In many ways, Boca West Country Club in Boca Raton, Florida, qualifies as its own golf city. The sprawling 72-hole facility has more than 5,000 members – most of whom live no more than a golf car ride away – and the development even has its own zip code.
With so many courses and so many players who have been entrenched at the club for decades, it would be easy for the annual influx of new residents and members to feel anxious about fitting in – especially if they’re beginners.
Pam Elders, PGA, is determined to keep that from happening. The club’s Director of Instruction and 2025 PGA of America Player Development Award recipient, Elders is this golf city’s unofficial mayor. She’s not just a teacher. She’s helping new players build both golf skills and relationships that turn the game into a lifestyle.
“When I started here, the emphasis was on giving individual lessons, but I noticed we were missing getting people to stick with the game,” says Elders, who came to Boca West in 2002 after a stint as the PGA of America Head Professional at The Club at Emerald Hills in Hollywood, Florida. “Beginners would come out and take a lesson, but if it didn’t happen for them right away, they wouldn’t continue. I wanted to develop programs that would help people become more connected to the game.
“The social element is the missing ingredient.”
Almost every club has clinics geared toward beginners, but Elders has managed to build programs that emphasize relationship-building between members – many of whom didn’t know many others at the giant club.
“People would come to me and say they couldn’t find anyone to play with, and I thought, ‘How is that possible at a place this big?’” Elders says. “But it can be intimidating if you’re coming to a new place and you don’t know anyone, and you don’t have much experience with the game.”
Elders combines programs like Four at Four – women’s beginner foursomes play four holes at 4 p.m. with a teaching professional in every group – with a matchmaking service that finds games for compatible players.

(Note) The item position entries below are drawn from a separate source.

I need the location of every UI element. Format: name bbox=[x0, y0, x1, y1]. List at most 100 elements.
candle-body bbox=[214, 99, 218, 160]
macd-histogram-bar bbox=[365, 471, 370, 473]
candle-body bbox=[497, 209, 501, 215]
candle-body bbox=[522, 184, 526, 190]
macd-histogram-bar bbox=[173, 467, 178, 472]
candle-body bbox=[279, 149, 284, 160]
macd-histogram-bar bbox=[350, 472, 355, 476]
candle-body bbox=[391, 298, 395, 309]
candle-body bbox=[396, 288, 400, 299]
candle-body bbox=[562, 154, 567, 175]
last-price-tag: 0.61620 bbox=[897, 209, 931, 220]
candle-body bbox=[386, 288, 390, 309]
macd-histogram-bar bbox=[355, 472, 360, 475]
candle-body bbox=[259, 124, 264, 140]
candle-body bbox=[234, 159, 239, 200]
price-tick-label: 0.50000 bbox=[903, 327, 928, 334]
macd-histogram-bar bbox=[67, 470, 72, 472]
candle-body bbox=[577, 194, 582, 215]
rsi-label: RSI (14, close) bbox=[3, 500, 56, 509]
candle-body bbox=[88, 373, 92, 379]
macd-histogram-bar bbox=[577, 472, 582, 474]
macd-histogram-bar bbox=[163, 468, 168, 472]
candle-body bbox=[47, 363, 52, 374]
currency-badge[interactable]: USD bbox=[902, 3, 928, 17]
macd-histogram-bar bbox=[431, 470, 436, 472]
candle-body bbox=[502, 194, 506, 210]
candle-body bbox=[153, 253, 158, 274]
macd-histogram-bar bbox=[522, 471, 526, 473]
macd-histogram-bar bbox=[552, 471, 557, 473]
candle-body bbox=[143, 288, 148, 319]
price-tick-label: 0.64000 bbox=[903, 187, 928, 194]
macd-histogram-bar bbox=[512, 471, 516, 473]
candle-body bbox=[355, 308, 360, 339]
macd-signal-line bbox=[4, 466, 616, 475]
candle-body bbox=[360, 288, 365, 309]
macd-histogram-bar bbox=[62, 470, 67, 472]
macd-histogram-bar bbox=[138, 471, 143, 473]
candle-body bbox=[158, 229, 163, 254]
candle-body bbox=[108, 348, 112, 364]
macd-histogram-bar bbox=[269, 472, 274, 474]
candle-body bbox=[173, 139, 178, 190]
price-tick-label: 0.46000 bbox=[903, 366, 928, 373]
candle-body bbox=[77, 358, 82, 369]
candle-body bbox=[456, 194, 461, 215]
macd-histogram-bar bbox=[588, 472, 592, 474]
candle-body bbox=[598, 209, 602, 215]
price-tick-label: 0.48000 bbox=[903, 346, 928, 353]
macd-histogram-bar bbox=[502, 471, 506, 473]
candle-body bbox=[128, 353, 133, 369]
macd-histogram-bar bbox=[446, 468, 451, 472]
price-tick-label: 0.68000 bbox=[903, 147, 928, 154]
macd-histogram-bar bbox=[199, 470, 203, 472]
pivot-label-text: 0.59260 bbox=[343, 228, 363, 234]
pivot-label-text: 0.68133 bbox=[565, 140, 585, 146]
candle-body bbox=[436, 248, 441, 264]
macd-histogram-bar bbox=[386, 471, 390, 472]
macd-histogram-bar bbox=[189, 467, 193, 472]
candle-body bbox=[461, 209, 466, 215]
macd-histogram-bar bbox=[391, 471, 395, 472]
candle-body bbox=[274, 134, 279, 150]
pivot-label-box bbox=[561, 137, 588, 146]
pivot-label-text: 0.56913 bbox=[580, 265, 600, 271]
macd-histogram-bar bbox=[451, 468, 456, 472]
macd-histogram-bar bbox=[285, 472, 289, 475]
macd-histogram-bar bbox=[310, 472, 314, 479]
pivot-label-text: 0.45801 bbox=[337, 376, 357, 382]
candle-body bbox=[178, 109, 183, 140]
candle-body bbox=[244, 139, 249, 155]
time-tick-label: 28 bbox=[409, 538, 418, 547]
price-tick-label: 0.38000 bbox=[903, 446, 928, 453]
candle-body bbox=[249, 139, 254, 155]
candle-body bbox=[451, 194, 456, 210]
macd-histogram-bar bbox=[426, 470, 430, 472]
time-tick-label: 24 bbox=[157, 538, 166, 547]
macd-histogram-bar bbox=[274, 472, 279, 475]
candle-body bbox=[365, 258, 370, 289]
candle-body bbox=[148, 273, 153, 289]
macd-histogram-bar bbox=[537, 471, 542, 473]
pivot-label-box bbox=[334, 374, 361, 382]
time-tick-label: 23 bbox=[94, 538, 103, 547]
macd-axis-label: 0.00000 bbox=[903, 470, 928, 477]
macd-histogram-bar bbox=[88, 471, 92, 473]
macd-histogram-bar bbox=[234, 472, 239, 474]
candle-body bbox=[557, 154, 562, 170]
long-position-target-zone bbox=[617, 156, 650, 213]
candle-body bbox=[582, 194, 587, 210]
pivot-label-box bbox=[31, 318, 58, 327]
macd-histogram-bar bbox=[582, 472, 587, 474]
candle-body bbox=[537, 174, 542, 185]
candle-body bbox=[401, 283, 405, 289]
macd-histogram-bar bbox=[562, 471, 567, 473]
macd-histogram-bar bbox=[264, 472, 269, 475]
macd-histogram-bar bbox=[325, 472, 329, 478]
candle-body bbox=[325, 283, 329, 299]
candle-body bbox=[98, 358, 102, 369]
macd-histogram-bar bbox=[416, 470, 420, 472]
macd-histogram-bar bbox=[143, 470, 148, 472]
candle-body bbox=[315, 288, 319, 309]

“I started a Men’s Novice Clinic for players who feel like they’re not good enough to go join a random foursome on the tee sheet. Now, they’ve made their own group,” says Elders. “Those 12 players have foursomes, and they call each other to play. They bought clubs. They’re having dinner together. It’s been great to see that social component grow for them.”

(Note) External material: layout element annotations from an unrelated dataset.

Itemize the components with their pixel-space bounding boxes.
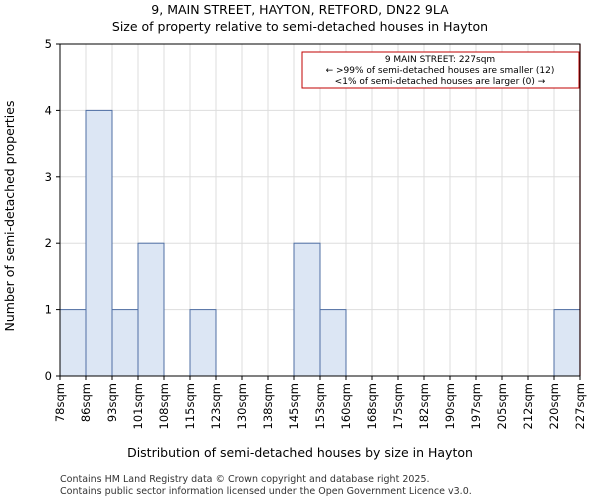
y-axis-label: Number of semi-detached properties [2, 101, 17, 332]
y-tick-label: 2 [45, 236, 52, 250]
annotation-line-3: <1% of semi-detached houses are larger (… [335, 77, 546, 87]
x-tick-label: 175sqm [391, 383, 405, 429]
x-tick-label: 168sqm [365, 383, 379, 429]
annotation-line-2: ← >99% of semi-detached houses are small… [326, 66, 555, 76]
x-tick-label: 108sqm [157, 383, 171, 429]
bars [59, 109, 581, 377]
x-axis-ticks: 78sqm 86sqm 93sqm 101sqm 108sqm 115sqm 123sqm 1… [53, 376, 587, 429]
bar-101sqm [137, 242, 165, 377]
x-tick-label: 182sqm [417, 383, 431, 429]
x-tick-label: 190sqm [443, 383, 457, 429]
x-tick-label: 160sqm [339, 383, 353, 429]
y-tick-label: 3 [45, 170, 52, 184]
chart-title: 9, MAIN STREET, HAYTON, RETFORD, DN22 9L… [151, 2, 449, 17]
x-tick-label: 205sqm [495, 383, 509, 429]
annotation-frame [301, 51, 580, 89]
x-tick-label: 227sqm [573, 383, 587, 429]
y-tick-label: 1 [45, 303, 52, 317]
x-tick-label: 138sqm [261, 383, 275, 429]
bar-93sqm [111, 309, 139, 377]
x-tick-label: 220sqm [547, 383, 561, 429]
x-tick-label: 101sqm [131, 383, 145, 429]
bar-86sqm [85, 109, 113, 377]
x-tick-label: 115sqm [183, 383, 197, 429]
chart-subtitle: Size of property relative to semi-detach… [112, 19, 488, 34]
y-axis-ticks: 0 1 2 3 4 5 [45, 37, 60, 383]
x-axis-label: Distribution of semi-detached houses by … [127, 445, 473, 460]
footer-line-1: Contains HM Land Registry data © Crown c… [60, 474, 430, 485]
y-tick-label: 0 [45, 369, 52, 383]
bar-78sqm [59, 309, 87, 377]
x-tick-label: 78sqm [53, 383, 67, 422]
x-tick-label: 123sqm [209, 383, 223, 429]
y-tick-label: 5 [45, 37, 52, 51]
x-tick-label: 197sqm [469, 383, 483, 429]
bar-153sqm [319, 309, 347, 377]
annotation-line-1: 9 MAIN STREET: 227sqm [385, 55, 495, 65]
x-tick-label: 212sqm [521, 383, 535, 429]
x-tick-label: 130sqm [235, 383, 249, 429]
y-tick-label: 4 [45, 103, 52, 117]
bar-145sqm [293, 242, 321, 377]
bar-220sqm [553, 309, 581, 377]
footer-line-2: Contains public sector information licen… [60, 486, 472, 497]
x-tick-label: 93sqm [105, 383, 119, 422]
annotation-box: 9 MAIN STREET: 227sqm ← >99% of semi-det… [301, 51, 580, 89]
x-tick-label: 153sqm [313, 383, 327, 429]
x-tick-label: 86sqm [79, 383, 93, 422]
bar-115sqm [189, 309, 217, 377]
x-tick-label: 145sqm [287, 383, 301, 429]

The bottom-line impact at Boca West is hard to ignore. In the first year of Elders’ women’s beginner group program, more than 500 players attended – and 30 percent converted their social memberships into golf memberships. And equipment and apparel sales have increased from $826,000 in 2021 to more than $1.2 million in 2023.
“Golf has given me so much, it’s only fair that I give back,” Elders explains. “People have worked their whole life to become a member at a club like this, and they’re thrown into a social community where you play golf or play tennis, or play bridge to fit in. It’s more than just playing nine holes. It’s great to help people come out of their shell and find their person, so to speak.”

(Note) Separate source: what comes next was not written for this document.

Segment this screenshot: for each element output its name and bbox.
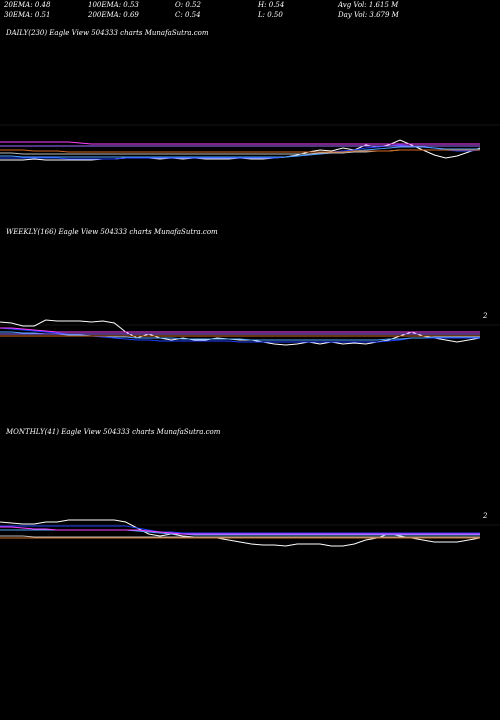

It’s less than 100 miles from Boca West to the old Homestead Air Force Base outside Miami, where Elders learned to play while her father was stationed there during the Cold War. But it’s a different world both literally and figuratively.
“I came from this tiny little town where the base was. It was mostly a farming district. I never thought I would get this far,” says Elders, who was the 2023 South Florida PGA Section Patriot Award winner and the Section’s 2020 Player Development Award recipient. “To think there are more than 30,000 PGA Members, and I’m one of only about 1,000 women.
“Everyone can say what you’re doing is great, but you really don’t know that. Winning this award is just huge.”